Но правда, пусть и желаемая и необходимая, была бы жестокостью.

XII

«Если хотите, хоть завтра», — тихо ответила Жасинта, не скрывая жадного нетерпения, прежде чем их услышал тот, кто проходил неподалеку по усеянной сосновыми иглами тропинке. Хоть завтра. От волнения он не спал всю ночь, предвкушая то, что неизбежно должно было случиться. Ничто не помешает ему продолжить эту встречу, означавшую для него запоздалую, но все еще спасительную возможность освобождения. И потому он думал о Марии Кристине, а не о той, другой, ворочаясь с боку на бок без сна, во влажной от пота пижаме, ожидая, когда раздастся предутренний шум и скрытые под землей артерии города выплеснутся на поверхность; когда первый автобус, пыхтя от натуги, взберется на вершину холма, испустит хриплый стон во время секундной передышки, пока шофер переключает скорость, словно размышляя, покориться тишине либо взорвать ее, — о ней он думал, о своем сыщике, искалеченном тираническим рвением шпионить и притеснять. На сей раз он пойдет до конца, продираясь сквозь ряды колючей проволоки, даже если на ней останутся клочья его кожи. Это решение было вызвано отчаянием или, быть может, желанием отомстить, возникшим в тот момент, когда к потрескиванию разогретых на солнце сосновых шишек прибавился глухой предательский шум шагов того, кто шел требовать у него отчета, поддался он или нет соблазну. Впрочем, стоило Марии Кристине подстеречь эту бессонницу, эту тревогу и допросить его, по обыкновению, повелительно, будто выворачивая наизнанку, в темноте пробегая пальцами по его лицу, словно можно на ощупь почувствовать ложь, он, вероятно, отказался бы от своего намерения. Но она спала. Запыхавшись, вскарабкался на холм утренний автобус, предвещая уличную толчею, выкрики продавцов газет, неудержимый бег автомобилей, от которого содрогались каркасы домов, усталое пробуждение горожан, раздраженно готовящихся к началу нового дня (впрочем, не к началу, а к монотонному ежедневному повторению, словно жить — значит выполнять тягостный долг).
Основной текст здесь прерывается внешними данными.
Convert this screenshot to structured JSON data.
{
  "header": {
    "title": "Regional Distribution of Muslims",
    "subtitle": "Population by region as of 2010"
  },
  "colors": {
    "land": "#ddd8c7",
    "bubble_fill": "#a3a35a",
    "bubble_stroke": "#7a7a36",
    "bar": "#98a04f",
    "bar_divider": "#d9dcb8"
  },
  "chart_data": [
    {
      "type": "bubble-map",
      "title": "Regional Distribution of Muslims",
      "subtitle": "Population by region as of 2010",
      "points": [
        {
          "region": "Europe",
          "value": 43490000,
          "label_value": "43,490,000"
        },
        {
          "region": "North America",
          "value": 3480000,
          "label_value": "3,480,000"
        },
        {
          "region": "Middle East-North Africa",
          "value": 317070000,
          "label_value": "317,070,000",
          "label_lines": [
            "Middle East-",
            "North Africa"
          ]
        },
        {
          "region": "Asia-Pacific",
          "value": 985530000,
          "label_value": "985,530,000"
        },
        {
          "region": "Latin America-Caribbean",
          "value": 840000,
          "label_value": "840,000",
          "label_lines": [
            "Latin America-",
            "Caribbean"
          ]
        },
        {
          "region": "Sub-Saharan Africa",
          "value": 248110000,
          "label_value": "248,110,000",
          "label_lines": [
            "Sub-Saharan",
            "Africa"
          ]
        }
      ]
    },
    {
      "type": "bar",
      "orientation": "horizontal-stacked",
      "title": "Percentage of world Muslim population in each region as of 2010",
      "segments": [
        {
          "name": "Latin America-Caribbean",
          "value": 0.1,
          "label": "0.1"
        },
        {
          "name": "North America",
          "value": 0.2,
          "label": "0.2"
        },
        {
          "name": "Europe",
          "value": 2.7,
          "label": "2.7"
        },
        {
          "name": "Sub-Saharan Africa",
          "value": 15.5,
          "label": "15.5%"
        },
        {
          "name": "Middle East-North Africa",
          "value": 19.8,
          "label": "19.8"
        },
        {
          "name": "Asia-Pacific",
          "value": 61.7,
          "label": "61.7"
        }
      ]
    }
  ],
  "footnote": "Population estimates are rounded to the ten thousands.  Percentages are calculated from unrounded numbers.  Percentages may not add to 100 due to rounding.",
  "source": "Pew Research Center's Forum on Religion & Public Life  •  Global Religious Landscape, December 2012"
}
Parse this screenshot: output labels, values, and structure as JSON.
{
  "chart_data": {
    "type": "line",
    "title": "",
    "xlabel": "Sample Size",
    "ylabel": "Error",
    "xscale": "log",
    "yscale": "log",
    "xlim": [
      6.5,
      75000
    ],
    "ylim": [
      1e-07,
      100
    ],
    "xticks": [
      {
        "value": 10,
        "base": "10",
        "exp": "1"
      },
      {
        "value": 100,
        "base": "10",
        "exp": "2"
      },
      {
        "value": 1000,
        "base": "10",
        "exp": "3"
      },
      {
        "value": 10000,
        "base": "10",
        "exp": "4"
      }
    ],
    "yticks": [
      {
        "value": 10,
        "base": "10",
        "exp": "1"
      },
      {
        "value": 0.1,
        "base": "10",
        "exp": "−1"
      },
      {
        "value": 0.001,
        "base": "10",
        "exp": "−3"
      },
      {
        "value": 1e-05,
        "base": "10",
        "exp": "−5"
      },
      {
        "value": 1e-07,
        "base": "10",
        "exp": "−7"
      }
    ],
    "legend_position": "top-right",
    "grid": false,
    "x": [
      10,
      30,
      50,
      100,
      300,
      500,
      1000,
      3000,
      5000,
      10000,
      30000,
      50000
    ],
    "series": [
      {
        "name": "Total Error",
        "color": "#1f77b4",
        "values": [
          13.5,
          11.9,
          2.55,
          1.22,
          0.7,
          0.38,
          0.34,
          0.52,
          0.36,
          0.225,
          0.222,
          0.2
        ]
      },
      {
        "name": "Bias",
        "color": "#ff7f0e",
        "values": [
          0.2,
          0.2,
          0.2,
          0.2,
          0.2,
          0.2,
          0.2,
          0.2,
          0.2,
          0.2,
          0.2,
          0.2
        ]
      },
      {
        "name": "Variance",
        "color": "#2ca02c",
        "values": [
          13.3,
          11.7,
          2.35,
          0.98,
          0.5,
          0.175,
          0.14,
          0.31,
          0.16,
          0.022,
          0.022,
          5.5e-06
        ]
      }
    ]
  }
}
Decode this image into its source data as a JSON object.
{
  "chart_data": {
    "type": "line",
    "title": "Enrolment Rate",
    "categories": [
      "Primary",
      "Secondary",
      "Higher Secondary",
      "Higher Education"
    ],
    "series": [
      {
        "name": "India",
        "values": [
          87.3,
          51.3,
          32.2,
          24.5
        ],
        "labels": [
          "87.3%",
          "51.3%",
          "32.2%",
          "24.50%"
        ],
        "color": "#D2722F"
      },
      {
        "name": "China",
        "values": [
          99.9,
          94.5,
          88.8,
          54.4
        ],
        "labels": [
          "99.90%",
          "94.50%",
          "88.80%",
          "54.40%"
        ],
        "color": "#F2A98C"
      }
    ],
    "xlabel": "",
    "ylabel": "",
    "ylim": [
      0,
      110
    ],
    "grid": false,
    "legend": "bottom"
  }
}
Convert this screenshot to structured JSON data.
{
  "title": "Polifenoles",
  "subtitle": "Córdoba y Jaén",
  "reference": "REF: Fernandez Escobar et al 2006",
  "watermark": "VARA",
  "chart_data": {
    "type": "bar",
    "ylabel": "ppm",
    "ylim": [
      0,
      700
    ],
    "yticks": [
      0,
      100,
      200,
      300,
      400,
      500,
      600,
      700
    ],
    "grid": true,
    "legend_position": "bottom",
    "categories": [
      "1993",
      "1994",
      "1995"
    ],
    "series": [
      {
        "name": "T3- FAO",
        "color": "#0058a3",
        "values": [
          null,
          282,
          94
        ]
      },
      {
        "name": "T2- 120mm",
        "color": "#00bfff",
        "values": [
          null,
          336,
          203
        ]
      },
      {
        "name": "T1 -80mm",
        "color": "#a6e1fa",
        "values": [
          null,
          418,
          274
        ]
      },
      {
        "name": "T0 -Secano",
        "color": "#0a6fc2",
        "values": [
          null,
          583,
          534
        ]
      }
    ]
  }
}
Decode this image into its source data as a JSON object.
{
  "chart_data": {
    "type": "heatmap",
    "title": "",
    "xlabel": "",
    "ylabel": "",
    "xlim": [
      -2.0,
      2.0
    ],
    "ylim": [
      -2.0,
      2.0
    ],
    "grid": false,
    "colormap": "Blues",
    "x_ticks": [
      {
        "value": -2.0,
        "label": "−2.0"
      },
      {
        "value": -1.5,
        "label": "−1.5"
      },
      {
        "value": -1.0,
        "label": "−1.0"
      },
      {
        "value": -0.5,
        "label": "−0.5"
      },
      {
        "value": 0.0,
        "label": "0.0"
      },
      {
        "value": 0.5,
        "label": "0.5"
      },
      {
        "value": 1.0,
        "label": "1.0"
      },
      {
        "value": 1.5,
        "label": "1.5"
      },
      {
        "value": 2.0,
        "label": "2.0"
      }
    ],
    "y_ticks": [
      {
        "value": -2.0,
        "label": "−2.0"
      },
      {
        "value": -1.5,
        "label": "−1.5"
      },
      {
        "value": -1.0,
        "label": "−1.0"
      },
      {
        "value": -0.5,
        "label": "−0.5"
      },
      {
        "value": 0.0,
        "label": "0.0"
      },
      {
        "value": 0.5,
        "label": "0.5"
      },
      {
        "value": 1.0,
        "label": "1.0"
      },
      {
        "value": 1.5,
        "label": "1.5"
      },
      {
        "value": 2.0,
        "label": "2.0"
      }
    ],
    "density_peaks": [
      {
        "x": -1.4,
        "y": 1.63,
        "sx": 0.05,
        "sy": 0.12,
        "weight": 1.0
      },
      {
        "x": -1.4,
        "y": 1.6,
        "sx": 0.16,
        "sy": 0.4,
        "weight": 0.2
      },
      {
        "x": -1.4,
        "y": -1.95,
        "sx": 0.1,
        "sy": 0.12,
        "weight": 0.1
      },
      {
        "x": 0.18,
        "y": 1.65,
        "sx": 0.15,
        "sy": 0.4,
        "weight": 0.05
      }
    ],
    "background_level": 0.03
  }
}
Когда Мария Кристина встретилась с ним за завтраком, не нарушая молчания, которое она хранила со вчерашнего вечера, точно горячую золу в камине, предвкушение дневной суматохи уже ощущалось в нервных жестах Васко, в его отсутствующем выражении лица, хотя он еще был здесь, рядом с нею.

«Завтра», — сказала Жасинта. И от этого завтра его отделяло несколько часов. Однако по мере того, как шло время, Васко находил все больше причин, способных помешать встрече или изменить его решение. И виноват тут был не только страх перед последствиями этого нелепого похождения, достойного закусившего удила подростка, не только трусость, но главным образом лень. Жизнь его текла вяло, точно усмиренная река. Он не любил водопады и скалистые ущелья, ведь, преодолевая их, можно разбиться в кровь. Жизнь без событий, лишь с редкими подземными толчками. Выходила ли эта река когда-нибудь из берегов, обретая прежнюю неукротимость? Словом, еще не поздно было отказаться от встречи с Жасинтой в мастерской.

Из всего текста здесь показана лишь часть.